In a recent poll 95% of all drivers
rated themselves above average drivers. Go figure. I admit it sounds bad to be
below average if we care about whatever we are being judged upon. In public
school I was a statistical average student consistently getting the grade of C.
Teachers in exasperation would say, "You could get a B or an A if you
tried."
They didn't understand my philosophy:
if you turn homework in, they will expect it every time. So the non-existent
dog ate my homework. And I cultivated a persona of not being academically
inclined. Truth be known I was just not tuned to their radio station as the
saying goes.
Should we rate my teachers down
because I was not interested in high school except for the things that I found
interesting?

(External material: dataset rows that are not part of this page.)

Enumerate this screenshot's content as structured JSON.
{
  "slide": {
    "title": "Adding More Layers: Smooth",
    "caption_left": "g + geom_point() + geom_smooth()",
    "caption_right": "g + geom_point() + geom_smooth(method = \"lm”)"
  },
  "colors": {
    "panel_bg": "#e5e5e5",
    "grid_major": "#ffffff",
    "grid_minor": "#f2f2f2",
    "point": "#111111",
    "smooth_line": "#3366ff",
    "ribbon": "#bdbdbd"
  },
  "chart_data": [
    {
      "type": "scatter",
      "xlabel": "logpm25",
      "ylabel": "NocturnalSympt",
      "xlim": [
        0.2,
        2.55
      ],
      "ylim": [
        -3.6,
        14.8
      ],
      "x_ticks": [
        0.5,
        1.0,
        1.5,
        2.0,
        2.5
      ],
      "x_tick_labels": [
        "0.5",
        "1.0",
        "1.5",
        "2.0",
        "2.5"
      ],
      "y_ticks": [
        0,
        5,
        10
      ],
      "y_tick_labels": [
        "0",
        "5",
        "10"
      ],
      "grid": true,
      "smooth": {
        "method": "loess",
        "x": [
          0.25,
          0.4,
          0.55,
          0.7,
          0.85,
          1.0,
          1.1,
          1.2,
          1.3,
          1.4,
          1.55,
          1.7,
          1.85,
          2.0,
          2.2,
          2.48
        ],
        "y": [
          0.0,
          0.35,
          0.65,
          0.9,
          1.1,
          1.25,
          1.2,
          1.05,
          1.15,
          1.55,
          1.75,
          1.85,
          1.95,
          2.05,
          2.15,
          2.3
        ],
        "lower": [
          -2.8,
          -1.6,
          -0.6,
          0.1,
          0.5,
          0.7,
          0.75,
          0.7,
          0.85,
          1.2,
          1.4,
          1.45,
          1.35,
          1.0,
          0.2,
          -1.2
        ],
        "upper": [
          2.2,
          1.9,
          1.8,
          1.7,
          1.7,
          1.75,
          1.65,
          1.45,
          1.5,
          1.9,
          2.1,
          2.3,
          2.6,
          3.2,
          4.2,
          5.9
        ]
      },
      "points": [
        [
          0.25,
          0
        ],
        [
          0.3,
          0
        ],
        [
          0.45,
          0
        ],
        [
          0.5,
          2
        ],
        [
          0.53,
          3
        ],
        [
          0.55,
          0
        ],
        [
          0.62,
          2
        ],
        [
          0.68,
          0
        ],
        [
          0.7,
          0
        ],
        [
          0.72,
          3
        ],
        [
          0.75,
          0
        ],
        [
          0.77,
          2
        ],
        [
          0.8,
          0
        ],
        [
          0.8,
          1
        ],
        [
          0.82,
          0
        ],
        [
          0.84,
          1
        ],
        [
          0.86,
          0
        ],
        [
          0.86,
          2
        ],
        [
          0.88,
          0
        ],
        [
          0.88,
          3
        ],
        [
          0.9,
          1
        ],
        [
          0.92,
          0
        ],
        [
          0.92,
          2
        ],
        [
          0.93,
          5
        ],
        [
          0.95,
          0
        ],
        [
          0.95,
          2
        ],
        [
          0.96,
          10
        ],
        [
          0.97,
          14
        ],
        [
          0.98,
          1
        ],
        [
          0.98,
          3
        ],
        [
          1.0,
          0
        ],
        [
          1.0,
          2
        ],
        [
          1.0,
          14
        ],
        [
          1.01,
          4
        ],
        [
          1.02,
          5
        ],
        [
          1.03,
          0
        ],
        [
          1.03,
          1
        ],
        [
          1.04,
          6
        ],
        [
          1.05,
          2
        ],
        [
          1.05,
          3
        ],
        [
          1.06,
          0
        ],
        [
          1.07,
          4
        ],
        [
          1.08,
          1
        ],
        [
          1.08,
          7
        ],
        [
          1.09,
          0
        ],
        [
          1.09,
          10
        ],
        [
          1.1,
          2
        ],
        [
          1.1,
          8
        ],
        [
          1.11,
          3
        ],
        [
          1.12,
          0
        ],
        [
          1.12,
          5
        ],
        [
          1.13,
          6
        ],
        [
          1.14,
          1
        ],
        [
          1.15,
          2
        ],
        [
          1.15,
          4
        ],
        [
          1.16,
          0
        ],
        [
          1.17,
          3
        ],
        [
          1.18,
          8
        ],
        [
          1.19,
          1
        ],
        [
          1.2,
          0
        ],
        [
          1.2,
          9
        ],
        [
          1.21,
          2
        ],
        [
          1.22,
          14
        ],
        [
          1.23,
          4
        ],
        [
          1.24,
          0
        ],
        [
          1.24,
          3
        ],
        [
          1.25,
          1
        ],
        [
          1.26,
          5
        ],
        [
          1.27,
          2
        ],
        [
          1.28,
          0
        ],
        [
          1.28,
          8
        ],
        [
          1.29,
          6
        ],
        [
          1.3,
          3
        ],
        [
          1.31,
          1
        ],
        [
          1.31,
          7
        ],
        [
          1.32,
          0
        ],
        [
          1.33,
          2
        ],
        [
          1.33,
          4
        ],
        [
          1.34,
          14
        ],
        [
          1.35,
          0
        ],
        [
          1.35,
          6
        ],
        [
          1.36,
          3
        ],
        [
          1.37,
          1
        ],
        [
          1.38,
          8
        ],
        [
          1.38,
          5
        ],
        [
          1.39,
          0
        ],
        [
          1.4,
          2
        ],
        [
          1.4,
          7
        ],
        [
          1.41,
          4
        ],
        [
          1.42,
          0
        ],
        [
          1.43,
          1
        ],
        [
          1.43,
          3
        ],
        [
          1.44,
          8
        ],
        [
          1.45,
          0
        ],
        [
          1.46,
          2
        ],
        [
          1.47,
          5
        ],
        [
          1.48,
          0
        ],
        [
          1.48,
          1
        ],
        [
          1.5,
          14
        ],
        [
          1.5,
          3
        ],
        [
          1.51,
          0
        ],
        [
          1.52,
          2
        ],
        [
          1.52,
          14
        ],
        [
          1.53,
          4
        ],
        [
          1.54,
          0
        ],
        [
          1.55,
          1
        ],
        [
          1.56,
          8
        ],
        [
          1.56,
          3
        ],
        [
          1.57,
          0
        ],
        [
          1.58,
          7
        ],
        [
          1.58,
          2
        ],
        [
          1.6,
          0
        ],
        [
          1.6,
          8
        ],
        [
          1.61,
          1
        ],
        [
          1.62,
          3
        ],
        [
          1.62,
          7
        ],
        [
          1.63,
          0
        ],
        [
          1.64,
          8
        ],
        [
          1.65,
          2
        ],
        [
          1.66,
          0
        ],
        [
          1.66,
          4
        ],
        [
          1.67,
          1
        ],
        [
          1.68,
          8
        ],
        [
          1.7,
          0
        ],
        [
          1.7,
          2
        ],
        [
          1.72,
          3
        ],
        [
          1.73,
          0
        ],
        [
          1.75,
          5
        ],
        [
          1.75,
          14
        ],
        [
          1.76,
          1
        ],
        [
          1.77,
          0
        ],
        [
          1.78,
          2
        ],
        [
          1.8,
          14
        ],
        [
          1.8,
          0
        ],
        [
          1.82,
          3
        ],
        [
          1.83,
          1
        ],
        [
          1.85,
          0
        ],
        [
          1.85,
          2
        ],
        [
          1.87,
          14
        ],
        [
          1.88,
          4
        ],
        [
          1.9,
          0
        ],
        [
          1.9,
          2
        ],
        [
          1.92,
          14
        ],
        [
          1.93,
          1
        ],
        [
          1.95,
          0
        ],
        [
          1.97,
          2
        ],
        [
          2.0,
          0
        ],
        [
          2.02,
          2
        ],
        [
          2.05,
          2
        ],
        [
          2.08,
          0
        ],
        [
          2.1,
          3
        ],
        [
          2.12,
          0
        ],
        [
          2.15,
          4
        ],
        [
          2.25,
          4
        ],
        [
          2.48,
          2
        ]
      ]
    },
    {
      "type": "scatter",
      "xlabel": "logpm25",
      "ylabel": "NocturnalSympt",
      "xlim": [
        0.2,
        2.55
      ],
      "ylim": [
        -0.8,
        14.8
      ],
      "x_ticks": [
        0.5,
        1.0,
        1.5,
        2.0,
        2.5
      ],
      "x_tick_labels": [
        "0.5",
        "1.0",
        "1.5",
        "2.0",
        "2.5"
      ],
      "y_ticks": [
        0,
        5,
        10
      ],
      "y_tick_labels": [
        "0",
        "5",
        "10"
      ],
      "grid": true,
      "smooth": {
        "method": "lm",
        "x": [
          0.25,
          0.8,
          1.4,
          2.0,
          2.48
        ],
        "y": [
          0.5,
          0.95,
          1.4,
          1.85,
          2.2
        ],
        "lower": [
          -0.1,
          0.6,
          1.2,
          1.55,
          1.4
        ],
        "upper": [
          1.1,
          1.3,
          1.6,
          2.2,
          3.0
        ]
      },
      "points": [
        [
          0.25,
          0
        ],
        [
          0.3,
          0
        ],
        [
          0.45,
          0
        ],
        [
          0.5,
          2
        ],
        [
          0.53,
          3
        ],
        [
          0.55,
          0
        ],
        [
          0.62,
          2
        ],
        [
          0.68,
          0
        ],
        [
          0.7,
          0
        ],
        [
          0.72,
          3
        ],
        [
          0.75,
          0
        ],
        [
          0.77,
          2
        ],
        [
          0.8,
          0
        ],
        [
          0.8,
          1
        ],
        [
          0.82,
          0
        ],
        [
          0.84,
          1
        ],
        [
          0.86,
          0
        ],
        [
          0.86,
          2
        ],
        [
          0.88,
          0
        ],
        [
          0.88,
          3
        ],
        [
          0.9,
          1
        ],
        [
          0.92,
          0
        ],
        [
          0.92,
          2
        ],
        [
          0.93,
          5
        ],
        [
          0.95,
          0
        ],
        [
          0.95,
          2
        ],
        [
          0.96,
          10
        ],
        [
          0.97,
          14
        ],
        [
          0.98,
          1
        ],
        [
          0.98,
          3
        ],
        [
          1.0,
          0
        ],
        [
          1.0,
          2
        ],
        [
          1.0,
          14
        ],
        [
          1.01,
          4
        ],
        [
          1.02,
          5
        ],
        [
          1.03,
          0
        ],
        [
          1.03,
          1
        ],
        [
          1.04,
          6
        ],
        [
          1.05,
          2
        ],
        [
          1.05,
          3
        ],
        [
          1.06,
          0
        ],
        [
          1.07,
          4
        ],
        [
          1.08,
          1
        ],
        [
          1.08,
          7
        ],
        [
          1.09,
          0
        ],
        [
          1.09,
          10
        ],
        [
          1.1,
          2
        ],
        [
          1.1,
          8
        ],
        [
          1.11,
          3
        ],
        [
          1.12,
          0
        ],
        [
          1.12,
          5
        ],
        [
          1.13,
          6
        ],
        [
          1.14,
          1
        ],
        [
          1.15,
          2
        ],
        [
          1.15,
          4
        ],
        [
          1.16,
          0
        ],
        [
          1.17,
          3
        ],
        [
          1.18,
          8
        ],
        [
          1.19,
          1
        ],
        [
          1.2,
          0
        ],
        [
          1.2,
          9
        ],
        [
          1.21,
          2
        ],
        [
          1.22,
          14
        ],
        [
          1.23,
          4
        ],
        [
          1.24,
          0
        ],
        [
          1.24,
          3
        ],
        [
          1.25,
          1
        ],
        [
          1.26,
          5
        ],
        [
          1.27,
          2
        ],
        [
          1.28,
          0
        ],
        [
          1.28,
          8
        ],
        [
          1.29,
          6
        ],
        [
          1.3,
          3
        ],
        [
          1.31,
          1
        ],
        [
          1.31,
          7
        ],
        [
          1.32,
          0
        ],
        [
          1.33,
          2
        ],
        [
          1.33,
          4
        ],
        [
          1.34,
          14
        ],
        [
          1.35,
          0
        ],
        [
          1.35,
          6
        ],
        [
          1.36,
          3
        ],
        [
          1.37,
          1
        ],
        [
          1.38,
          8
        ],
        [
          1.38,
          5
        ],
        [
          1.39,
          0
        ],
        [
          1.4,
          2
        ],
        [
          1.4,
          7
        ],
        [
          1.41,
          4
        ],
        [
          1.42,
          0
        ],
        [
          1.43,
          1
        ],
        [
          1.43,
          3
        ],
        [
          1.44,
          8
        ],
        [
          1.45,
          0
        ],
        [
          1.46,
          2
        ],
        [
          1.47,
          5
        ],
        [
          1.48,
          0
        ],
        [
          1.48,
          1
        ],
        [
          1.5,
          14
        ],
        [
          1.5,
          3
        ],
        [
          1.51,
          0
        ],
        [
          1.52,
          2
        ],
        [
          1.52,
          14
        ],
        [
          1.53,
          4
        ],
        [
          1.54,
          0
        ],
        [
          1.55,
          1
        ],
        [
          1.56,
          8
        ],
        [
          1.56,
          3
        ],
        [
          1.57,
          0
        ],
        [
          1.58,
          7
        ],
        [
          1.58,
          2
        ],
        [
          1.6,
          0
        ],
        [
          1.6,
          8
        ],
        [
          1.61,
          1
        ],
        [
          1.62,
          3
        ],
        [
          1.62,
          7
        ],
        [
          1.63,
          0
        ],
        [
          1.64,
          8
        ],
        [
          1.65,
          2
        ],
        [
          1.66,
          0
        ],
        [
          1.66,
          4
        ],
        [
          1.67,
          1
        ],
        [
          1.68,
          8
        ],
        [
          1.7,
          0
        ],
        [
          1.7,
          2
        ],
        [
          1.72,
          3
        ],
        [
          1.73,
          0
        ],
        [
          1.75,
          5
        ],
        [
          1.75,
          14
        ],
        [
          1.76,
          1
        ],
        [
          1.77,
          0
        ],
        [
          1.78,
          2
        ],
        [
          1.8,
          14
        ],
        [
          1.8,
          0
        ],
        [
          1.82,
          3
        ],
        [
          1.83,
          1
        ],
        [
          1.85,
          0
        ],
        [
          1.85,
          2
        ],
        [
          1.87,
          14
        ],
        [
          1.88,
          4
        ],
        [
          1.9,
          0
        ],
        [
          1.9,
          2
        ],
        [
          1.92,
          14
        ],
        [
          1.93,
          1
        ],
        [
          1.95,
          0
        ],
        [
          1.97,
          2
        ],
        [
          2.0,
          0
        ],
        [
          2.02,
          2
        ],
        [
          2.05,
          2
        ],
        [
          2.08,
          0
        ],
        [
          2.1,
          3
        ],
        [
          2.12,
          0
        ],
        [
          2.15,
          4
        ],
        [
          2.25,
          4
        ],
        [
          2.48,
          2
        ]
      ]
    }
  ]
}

In a conversation about my lack of achievement since I had just
over a two point zero grade point average my mother mentioned to the counselor
that I owned a couple thousand books.
Yep, I read all of the time when I
wasn't doing sports. But I didn't find what they wanted me to know interesting.
As far as students going to go to college I was very much below average. But
they just did not understand me since I achieved a Ph.D. when I decided that it
was what I wanted.
The great failing of our public schools
is that they are focused on the adults, not the kids. Some kids are more
compliant than others. All of the measures of public schools are actually only measuring
how compliant the kids are in today's schools. Most are just not compliant.
Me, I would purposely get every
answer wrong on the accountability tests if I was forced to take it. I know
myself and how I dealt with public school fifty years ago. And I would be
labeled below average. So? What the accountability would measure with me is my
engagement with their agenda. I am not.